Nightshade: A new weapon for artists against AI scraping
A new tool that lets artists protect their work from being used by AI companies without their approval has received a surprising 250,000 downloads in just five days. The tool, called Nightshade, was created by a team of computer science researchers at the University of Chicago and released on January 18, 2024.
Nightshade works by adding imperceptible changes to the pixels of images that can cause serious damage to image-generating AI models, such as making dogs look like cats, cars look like cows, and so on. The tool is intended to protect the artists’ intellectual property and creative style from being exploited by AI companies that scrape artworks from the web to train their models.
The creators of Nightshade say that they were motivated by the recent lawsuits filed by artists against AI companies such as OpenAI, Meta, Google, and Stability AI, who supposedly used their artworks without permission or compensation. By using Nightshade, artists can increase the cost of training on unlicensed data, and make licensing images from their creators a practical alternative.

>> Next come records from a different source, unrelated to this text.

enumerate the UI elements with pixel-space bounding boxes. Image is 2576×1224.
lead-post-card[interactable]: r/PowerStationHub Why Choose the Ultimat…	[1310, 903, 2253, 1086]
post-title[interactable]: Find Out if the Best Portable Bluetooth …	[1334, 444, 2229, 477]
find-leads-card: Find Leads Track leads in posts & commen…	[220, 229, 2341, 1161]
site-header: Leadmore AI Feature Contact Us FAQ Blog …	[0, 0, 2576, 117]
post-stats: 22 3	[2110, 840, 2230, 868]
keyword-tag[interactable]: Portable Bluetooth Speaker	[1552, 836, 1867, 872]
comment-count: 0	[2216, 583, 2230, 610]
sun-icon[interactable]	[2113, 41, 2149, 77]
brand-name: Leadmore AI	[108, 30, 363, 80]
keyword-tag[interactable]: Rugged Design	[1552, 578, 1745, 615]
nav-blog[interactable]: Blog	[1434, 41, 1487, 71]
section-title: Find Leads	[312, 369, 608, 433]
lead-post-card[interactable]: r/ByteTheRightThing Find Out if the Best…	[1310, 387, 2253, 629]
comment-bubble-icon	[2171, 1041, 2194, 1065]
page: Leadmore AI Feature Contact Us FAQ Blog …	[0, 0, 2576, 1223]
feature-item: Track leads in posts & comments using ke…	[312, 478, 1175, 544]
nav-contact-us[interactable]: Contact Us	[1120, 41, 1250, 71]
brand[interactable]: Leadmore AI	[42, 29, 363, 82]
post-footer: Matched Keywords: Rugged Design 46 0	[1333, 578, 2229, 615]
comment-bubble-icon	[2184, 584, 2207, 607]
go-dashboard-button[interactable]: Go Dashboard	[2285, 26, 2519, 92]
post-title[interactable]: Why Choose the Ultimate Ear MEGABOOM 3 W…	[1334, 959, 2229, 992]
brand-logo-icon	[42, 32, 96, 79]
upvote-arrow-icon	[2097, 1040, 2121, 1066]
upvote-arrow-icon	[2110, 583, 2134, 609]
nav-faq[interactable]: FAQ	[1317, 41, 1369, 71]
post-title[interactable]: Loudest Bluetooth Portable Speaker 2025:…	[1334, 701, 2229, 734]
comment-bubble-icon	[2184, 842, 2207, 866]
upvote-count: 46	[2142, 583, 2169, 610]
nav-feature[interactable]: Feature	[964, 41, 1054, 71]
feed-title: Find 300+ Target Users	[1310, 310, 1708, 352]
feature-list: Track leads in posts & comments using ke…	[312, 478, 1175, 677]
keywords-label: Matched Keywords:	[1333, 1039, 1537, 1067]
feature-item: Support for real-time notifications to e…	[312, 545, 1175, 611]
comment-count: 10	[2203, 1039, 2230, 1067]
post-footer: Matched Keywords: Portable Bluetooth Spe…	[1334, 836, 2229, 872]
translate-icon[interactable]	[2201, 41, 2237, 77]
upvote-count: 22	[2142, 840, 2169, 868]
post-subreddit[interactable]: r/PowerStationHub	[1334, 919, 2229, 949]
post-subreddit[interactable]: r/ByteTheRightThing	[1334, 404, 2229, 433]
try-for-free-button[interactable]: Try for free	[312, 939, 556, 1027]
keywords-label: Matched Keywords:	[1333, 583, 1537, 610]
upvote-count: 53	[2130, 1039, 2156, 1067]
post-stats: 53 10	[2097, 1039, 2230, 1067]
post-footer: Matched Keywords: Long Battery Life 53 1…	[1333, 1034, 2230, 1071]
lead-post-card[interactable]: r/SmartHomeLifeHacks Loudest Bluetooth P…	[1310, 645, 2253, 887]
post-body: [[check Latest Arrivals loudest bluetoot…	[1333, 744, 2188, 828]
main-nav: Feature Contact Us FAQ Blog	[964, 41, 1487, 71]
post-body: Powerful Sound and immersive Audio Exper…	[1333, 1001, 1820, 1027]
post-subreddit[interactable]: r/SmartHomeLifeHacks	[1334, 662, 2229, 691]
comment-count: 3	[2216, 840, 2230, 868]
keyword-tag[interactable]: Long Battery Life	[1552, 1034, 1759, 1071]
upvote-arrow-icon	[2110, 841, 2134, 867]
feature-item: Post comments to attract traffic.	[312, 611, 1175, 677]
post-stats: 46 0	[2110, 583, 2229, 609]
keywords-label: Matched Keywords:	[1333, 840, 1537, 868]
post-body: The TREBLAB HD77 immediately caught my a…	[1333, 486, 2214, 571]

The demand for Nightshade has been overpowering, according to Ben Zhao, the leader of the project and a professor of computer science at the University of Chicago. “I expected it to be extremely high enthusiasm. But I still underestimated it…The response is simply beyond anything we imagined,” he wrote in an email to VentureBeat.
Nightshade is not the only tool developed by Zhao’s team to authorize artists against AI scraping. They also created Glaze, a tool that allows artists to disguise their style by modifying the pixels of images in refined ways that are invisible to the human eye but manipulate machine-learning models to interpret the image as something different from what it shows. Glaze has received 2.2 million downloads since it was released in April 2023.
Zhao’s team plans to integrate Nightshade into Glaze, and give artists the option to use the data-poisoning tool or not. They also intend to make Nightshade open source, which would allow others to modify it and make their versions. The more people use it and make their versions of it, the more powerful the tool becomes, Zhao says.
Nightshade and Glaze are examples of how artists can fight back against generative AI models that use their work without consent. They also raise ethical questions about the use and misuse of AI data and the possible penalties of data poisoning for the future of AI research and development.